Acertó en su predicción sobre el enorme aumento de la riqueza, pero se equivocó en su optimismo. Solo en seis años –de 2000 a 2006– se duplicó el Producto Interior Bruto del planeta, que pasó de 36 a 70 billones de dólares. Sin embargo, los pobres son cada vez más pobres, y los ricos, más ricos. El dinero se acumula en muy pocas manos y millones de personas trabajan más horas al día de las que dedican al ocio o al descanso. El amor al dinero como posesión mueve el mundo, moldea las leyes, y apenas nadie tiene tiempo ni para ser como los lirios del campo ni para observarlos u olerlos.
En este contexto, en el que aspectos tan fundamentales de nuestra vida como la alimentación o la vivienda dependen del dinero que tengamos, algunos seres humanos buscan de forma instintiva cómo no vivir de manera fragmentada, cómo ser personas, no empresas, cómo recordar que no solo hay enjambres de monedas furiosas. ¿De verdad el sueño de alguien es una ciudad devorada por las tiendas y los escaparates, sin más espacio social que el de los centros comerciales? ¿De verdad queremos limitarnos a ser meros consumidores en vez de ciudadanos?
Tenemos que aprender a buscar sueños alternativos al neoliberal, espacios donde no nos dicten nuestras preferencias. Hay otras formas de vivir. Creándolas, reivindicándolas, estaremos construyendo pequeños mundos alternativos capaces de combatir la hegemonía del pensamiento dominante, dispuestos a inocular una cultura política cuyo dios no sea el dinero.
No será el capitalismo el que nos permita escuchar lo que una inmensa cúpula de estrellas tenga que decirnos en mitad de la noche, lejos de los mensajes bidireccionales de compraventa.

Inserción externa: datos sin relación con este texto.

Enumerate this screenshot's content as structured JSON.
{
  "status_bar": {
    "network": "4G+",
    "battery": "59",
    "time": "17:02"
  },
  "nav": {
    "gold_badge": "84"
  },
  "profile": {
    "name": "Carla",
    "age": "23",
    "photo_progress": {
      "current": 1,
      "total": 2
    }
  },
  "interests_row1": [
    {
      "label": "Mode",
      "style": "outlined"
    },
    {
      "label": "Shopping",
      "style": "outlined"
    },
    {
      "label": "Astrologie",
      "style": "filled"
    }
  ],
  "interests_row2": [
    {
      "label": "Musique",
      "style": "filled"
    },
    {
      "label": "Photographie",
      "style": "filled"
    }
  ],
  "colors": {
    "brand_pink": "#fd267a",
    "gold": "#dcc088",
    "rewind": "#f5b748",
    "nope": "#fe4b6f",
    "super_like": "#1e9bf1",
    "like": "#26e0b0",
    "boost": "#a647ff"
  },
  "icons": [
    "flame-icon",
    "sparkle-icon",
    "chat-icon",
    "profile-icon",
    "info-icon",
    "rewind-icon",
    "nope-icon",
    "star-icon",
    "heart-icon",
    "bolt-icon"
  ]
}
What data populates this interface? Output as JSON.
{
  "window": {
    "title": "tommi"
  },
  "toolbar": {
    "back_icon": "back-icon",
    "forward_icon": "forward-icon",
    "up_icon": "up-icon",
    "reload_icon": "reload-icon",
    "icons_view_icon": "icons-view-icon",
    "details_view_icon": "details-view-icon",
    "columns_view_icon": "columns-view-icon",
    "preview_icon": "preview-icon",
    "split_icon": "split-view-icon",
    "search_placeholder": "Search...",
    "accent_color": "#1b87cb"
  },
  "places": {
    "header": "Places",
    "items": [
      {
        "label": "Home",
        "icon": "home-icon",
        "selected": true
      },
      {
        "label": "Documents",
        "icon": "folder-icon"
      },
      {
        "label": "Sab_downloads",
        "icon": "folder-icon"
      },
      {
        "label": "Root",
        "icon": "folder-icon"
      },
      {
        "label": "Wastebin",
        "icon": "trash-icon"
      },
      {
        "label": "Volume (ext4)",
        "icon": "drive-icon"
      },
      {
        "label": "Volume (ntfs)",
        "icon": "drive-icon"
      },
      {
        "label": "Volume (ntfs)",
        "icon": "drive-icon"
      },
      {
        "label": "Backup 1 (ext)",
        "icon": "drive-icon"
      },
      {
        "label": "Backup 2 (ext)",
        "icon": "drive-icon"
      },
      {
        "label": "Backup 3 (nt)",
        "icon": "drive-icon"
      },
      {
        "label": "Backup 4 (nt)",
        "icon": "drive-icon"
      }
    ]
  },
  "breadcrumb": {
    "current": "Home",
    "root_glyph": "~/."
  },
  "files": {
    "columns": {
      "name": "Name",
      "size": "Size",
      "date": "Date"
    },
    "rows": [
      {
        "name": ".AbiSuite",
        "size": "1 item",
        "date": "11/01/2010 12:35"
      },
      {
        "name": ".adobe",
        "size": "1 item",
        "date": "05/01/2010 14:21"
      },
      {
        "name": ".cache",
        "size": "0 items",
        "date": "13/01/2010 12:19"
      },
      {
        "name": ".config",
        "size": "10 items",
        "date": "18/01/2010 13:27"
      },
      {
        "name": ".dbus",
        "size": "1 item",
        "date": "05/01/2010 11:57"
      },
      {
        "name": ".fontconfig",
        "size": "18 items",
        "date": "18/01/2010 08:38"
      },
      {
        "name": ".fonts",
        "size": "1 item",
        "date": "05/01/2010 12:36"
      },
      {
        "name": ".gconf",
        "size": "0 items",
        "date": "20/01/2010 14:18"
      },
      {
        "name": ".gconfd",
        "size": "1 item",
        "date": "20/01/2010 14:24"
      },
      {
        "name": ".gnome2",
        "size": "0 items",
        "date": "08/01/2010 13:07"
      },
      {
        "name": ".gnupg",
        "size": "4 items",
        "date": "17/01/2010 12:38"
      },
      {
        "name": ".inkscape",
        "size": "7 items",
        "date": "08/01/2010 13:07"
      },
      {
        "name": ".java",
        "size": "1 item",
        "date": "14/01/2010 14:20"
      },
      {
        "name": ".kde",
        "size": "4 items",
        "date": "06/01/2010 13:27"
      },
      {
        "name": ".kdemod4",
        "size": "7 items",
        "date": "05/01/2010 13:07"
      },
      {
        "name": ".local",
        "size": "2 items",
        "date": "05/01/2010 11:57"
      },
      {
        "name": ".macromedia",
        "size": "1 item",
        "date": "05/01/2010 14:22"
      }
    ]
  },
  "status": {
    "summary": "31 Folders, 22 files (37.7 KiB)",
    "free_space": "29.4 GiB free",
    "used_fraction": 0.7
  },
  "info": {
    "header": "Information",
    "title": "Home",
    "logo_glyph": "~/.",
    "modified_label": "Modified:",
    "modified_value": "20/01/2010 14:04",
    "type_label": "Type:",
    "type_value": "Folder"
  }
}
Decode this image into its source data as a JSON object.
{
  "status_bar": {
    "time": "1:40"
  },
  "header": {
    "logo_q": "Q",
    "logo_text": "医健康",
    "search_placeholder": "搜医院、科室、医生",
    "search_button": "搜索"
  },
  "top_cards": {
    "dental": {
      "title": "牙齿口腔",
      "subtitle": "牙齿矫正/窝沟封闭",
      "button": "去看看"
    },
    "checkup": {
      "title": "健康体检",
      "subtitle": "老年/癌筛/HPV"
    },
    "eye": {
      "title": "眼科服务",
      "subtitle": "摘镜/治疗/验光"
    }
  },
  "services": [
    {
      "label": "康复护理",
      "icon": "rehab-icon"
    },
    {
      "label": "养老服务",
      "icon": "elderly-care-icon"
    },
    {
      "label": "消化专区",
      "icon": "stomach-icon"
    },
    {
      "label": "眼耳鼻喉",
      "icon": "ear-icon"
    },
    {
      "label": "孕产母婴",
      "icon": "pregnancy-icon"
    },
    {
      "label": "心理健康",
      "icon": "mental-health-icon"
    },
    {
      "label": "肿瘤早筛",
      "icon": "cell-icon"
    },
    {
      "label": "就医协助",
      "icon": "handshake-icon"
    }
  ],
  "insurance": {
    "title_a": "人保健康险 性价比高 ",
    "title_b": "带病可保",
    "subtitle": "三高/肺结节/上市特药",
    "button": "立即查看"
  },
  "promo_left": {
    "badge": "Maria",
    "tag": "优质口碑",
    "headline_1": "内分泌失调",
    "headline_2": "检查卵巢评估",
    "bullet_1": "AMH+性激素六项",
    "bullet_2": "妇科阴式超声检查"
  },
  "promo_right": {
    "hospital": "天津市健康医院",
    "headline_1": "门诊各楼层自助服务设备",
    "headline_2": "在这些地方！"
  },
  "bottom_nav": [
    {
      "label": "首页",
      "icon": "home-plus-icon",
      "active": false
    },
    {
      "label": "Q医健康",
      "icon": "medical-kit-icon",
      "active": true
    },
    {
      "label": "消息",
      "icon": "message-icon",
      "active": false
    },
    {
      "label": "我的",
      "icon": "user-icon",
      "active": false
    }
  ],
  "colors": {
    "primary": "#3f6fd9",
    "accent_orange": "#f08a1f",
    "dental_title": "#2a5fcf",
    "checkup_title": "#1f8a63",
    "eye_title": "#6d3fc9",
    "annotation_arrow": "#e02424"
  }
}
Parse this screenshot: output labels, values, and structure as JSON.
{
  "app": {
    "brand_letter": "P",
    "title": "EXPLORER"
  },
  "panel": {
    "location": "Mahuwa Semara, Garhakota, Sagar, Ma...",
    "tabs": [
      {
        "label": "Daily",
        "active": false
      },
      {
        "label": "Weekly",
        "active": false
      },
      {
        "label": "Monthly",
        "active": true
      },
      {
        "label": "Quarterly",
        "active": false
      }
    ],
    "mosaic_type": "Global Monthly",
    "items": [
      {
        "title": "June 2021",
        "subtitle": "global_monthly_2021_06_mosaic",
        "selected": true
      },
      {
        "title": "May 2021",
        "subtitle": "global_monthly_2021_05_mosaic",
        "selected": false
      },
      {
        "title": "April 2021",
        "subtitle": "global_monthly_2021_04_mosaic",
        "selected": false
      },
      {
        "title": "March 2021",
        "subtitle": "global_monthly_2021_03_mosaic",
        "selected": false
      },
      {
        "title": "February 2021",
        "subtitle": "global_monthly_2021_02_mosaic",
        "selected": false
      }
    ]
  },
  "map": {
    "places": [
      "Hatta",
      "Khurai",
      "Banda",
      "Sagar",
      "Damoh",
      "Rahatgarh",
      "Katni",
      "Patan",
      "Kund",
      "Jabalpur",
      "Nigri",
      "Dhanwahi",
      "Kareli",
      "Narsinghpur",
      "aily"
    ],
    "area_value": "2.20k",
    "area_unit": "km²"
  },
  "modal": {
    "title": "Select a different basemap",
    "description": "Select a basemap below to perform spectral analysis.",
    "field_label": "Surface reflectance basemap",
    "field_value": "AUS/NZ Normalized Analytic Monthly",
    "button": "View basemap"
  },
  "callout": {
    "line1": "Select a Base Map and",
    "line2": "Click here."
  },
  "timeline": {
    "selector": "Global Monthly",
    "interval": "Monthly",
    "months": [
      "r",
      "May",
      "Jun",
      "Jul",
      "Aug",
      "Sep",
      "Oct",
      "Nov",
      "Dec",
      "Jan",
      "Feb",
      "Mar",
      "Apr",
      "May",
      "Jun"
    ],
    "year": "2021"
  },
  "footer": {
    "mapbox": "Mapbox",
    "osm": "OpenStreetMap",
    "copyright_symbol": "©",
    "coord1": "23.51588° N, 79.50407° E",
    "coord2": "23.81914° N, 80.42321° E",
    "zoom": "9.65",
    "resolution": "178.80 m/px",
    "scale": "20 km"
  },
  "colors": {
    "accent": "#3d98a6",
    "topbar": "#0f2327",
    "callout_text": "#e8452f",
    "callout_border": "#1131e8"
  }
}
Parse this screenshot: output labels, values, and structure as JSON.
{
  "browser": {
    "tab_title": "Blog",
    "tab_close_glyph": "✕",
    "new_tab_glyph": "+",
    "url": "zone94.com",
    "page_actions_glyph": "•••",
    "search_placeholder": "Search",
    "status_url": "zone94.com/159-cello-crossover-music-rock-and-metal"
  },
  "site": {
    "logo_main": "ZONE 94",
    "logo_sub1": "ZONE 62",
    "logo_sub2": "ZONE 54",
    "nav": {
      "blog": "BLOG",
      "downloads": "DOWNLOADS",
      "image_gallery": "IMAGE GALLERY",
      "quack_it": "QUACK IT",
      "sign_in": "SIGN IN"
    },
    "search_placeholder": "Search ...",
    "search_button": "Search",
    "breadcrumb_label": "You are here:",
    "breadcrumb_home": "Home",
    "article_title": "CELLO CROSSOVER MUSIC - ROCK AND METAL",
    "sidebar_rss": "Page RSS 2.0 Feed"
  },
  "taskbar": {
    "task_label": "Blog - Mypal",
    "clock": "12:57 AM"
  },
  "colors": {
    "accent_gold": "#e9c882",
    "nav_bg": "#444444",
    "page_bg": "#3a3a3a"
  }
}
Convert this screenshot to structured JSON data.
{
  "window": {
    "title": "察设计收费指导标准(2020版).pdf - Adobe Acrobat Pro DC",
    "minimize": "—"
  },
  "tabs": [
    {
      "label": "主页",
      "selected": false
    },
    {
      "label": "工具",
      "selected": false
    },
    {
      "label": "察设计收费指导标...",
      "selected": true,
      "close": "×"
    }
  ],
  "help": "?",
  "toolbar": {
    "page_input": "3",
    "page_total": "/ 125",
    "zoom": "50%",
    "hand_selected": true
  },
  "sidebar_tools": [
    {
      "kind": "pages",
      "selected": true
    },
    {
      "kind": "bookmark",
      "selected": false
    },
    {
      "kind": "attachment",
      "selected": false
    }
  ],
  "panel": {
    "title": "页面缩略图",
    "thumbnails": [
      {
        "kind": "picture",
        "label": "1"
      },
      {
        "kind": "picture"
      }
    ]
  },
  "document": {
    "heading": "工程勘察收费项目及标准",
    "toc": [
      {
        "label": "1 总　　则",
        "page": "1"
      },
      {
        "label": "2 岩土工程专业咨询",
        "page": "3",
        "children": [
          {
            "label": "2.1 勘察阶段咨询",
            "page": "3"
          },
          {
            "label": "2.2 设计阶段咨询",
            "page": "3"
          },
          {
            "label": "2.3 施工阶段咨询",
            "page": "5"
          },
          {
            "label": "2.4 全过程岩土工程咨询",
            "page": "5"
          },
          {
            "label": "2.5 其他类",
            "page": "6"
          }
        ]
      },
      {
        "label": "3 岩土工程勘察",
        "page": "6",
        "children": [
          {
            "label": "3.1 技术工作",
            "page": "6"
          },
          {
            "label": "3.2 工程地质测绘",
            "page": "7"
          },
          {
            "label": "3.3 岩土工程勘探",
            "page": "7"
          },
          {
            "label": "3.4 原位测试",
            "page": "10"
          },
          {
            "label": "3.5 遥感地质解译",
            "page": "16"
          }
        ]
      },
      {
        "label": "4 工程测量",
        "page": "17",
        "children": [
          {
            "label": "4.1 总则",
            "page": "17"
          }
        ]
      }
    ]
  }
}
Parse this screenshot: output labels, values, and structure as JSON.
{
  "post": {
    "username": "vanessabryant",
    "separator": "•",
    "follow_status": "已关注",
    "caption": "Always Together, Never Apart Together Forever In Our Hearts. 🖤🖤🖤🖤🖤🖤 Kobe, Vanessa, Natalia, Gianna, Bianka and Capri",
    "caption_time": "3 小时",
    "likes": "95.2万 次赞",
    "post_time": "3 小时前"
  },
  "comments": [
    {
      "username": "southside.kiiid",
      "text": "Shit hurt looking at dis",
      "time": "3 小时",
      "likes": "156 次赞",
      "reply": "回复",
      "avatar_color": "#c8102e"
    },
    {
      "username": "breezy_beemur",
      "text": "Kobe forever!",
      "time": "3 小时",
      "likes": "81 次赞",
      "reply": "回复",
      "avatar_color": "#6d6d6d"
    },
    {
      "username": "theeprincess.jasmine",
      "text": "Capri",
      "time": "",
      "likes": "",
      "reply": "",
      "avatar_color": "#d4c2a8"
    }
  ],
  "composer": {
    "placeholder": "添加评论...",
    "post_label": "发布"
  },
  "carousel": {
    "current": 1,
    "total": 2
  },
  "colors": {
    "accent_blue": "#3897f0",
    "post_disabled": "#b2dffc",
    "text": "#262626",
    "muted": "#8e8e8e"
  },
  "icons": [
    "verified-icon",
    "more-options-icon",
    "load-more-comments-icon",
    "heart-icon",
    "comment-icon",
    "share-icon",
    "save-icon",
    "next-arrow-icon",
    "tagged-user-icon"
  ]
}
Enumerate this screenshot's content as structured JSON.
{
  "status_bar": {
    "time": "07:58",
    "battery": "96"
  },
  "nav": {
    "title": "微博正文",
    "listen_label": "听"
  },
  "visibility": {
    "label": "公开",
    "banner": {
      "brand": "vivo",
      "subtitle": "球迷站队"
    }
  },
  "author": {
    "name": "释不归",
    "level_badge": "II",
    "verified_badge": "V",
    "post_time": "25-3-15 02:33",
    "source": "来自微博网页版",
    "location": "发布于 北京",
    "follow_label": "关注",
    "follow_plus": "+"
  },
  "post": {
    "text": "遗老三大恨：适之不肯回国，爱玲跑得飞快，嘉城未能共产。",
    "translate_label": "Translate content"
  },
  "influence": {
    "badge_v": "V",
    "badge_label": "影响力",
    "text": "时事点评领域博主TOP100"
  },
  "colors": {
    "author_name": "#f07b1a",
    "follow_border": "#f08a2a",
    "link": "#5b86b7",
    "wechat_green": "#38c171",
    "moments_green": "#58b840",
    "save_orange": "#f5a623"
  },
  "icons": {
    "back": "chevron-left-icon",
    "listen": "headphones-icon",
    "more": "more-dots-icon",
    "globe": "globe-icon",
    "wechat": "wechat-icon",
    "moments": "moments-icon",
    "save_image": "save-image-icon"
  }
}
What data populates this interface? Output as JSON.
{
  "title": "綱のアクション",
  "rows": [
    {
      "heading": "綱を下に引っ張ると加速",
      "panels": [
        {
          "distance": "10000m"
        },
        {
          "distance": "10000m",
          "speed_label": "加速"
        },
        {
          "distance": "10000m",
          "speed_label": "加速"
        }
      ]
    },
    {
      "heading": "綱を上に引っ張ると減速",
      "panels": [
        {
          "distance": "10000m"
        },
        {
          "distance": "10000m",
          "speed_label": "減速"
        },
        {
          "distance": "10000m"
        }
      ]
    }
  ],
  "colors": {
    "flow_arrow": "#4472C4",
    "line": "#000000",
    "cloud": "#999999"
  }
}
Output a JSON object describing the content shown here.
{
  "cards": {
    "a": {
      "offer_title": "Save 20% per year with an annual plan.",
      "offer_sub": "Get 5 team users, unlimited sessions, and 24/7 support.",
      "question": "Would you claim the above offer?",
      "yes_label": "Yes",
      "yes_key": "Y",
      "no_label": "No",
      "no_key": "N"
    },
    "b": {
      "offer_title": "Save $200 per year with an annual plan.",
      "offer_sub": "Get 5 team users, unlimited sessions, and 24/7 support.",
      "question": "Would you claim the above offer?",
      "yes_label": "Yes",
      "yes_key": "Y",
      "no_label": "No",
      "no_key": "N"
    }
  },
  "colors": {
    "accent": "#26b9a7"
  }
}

No será este modelo actual, que nos devora y se devora, el que nos permita vivir con dignidad, disfrutando y no sufriendo. Yo quiero ser persona, con todos los recovecos de humanidad que ello implica, y no una simple agente comercial de mí misma, reducida a un producto en el mercado laboral.
John Berger escribió que “aceptar la desigualdad como natural es convertirse en un ser fragmentado”, es no concebirse a uno mismo más que como la suma de un conjunto de posesiones, de circunstancias, de necesidades. Aceptar la desigualdad como natural es creer que podemos ser de forma aislada, individual, sin sentirnos apelados por lo colectivo. Rebelarse contra ella es defender que la dignidad de todos, el derecho a vivir disfrutando y no sufriendo, debe ser el más preciado de los valores. Y que nadie ni nada, ni el dinero, nos convenza de lo contrario.